Try your academic major. Historians, for instance, 1) aim to discover historical evidence and analyze it to better understand the present; 2) communicate via books, scholarly journals, and lectures, among others; 3) use many of those same avenues to respond and criticize each other; 4) utilize the genres of research papers, non-fiction prose, bibliographies, and documentaries, just to name a few; 5) use terms like “circa,” “artifacts,” “carbon-dating,” “primary source,” and other terms that are specific to their goals and ways of communicating; and 6) must at the very least have an interest in history and access to historical research to be considered a historian, although it’s also common to pursue degrees in the subject as part of their training.
You could also consider your profession a discourse community, but it’s important to keep the six characteristics in mind. For instance, if you’re a server or a chef at a restaurant, you might identify food service as an discourse community. And why not? Food service aims to 1) sell food to paying customers, innovate food preparation, and employ hardworking individuals; 2) communicate via recipes, seating charts, and menus; 3) receive feedback through reviews in print or online; 4) utilize the genres of cookbooks, recipes, blog posts, and training; 5) use terms like “ServSafe,” “sous chef,” “4-top,” and other terms that may not be understood by patrons; and 6) must have knowledge of food preparation and/or food safety, and the ability to cope with stress. You could even narrow this to a community of just servers, whose public goals may include ensuring fair treatment and pay in a job where one makes tips, and members must pass a threshold of being able to balance plates, remember specials and ingredients, consider customers’ allergies and intolerances, and deal with absolute jerks.

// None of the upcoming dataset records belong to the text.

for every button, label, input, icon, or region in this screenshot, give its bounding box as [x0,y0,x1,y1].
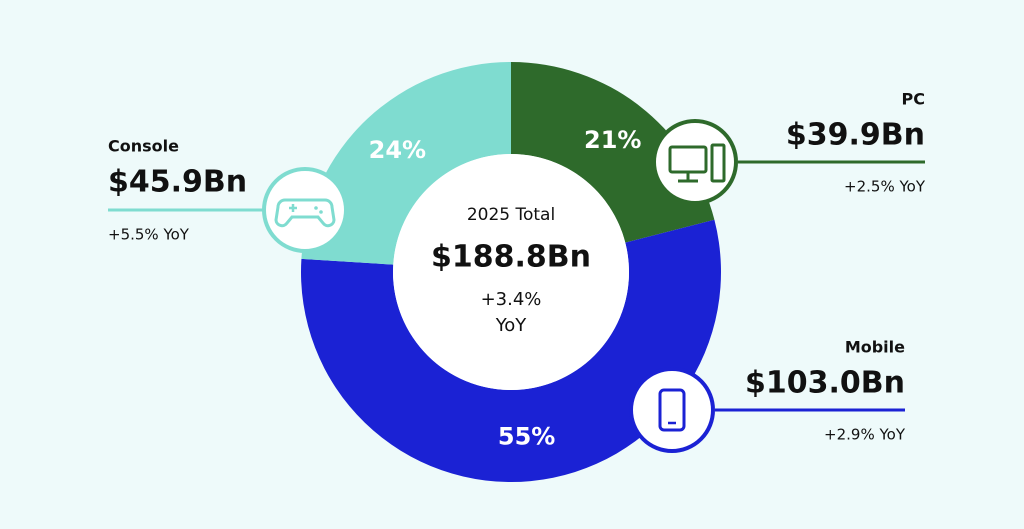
category-name: PC [902,90,925,109]
console-icon [262,167,348,253]
slice [301,62,511,265]
callouts: PC $39.9Bn +2.5% YoY Mobile $103.0Bn +2.9% Yo… [108,90,926,444]
category-amount: $39.9Bn [786,118,925,153]
category-growth: +2.5% YoY [844,178,926,196]
slice-label: 55% [498,422,555,450]
slice [301,219,721,482]
center-label: 2025 Total [467,205,555,225]
center-growth-unit: YoY [495,315,528,336]
slice-label: 24% [369,136,426,164]
category-growth: +2.9% YoY [824,426,906,444]
mobile-icon [629,367,715,453]
category-name: Console [108,137,179,156]
center-total: $188.8Bn [431,240,591,275]
pc-icon [652,119,738,205]
category-name: Mobile [845,338,905,357]
category-growth: +5.5% YoY [108,226,190,244]
category-amount: $103.0Bn [745,366,905,401]
slice [511,62,715,243]
category-amount: $45.9Bn [108,165,247,200]
center-growth: +3.4% [481,289,542,310]
slice-label: 21% [584,126,641,154]
donut: 21% 55% 24% [301,62,721,482]
donut-hole [393,154,629,390]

However, I advise against taking your literal workplace and calling it a discourse community, because while a chef and a server both work in the same restaurant, they both perform very different tasks with very different sets of skills. For another example, a single IT company may fit these six characteristics, but is probably not distinct enough from any other IT company that it qualifies as its own discourse community. Plus, there are a lot of people working at any company — human resources professionals, customer service reps, managers, sales people — and these groups don’t share the same genres, lexicon, or threshold for membership. The computer engineers likely speak and write using a lexicon unfamiliar to the HR department, whose public goal of ensuring a safe and thriving workplace is different than the accountants’, who are using the spreadsheet genre to ensure that the company will not go bankrupt. So discovering a discourse community can be a tricky balancing act between specificity and broadness.
We’ve covered academia and careers as potential discourse communities, but have you considered your hobbies? More likely than not, what you do in your free time may also be a discourse community, and your hobby is definitely important enough to write about. So as an exercise, take your hobby and justify it as a discourse community using Swales’s list. For example, I’m an avid knitter, and I can tell you that the yarncraft discourse is extremely lively — we engage each other on a dedicated website as well as social media, meet in local yarn stores, and write articles to discuss everything from knitwear fashion trends to the importance of making the crafting community more racially diverse and inclusive.
By the end of The Matrix, Neo is able to do some powerful things like stop bullets and fly; because he knows what the Matrix is, he can engage it to his advantage. Similarly, being able to identify and define discourse communities will help you navigate them more easily because you now have the metacognition to operate within them. You’ll have a better idea of how to converse with other members of the community, how to spot your people, and even how to introduce new members, like Morpheus does with Neo. It will make you a louder and prouder voice in your community, no matter what that community is.